I’m assuming it must say “Rotary” in the description. The rotary I did find were very expensive. A little out of my league at the moment. Even the. Porter Cable 7424 seemed to have say Orbital in the description. Maybe I looked at the wrong one tho.
Can y’all recommend a decent inexpensive rotary buffer?


I am not a professional but I can tell ya from experience as a rookie what worked for me. I had a really bad paint job done locally, really bad orange peel, etc. and I hand sanded just like you did, up to 1500 grit , then I bought a Griot's 3" random orbital DA and sanded with 3M Trizact 3000 grit and Trizact 5000 grit. I pulled the trigger and bought a Flex 3401 dual action orbital polisher (not cheap) and used a wool pad and Menzerna FG400 polish.
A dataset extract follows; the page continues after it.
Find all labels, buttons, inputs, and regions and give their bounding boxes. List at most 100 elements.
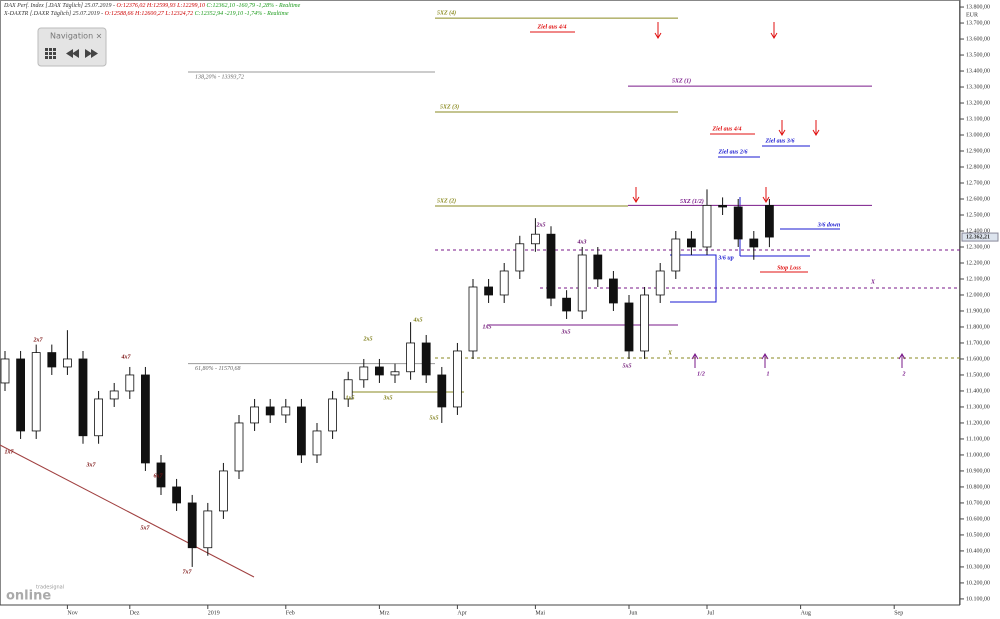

Then I used a Lake Country orange cutting pad and Menz FG400 to get the wool pad scratches out, Then you can finish it up with Menzerna 3500 and a Lake Country white pad if you want. If you have never used a rotary buffer before, make sure you practice on an old panel first, a rookie can burn through clear coat easy, and you can have a lot of holograms if not done right, ask me how I know...LOL The Porter Cable 7424 is a good machine but the Flex 3401 is a great all around buffer and when you get good at using it on your hot rod you will find yourself buffing the rest of your vehicles also ! There are a lot of good buffing machines out there now, it just depends on what your budget is and how much use you will get out of it.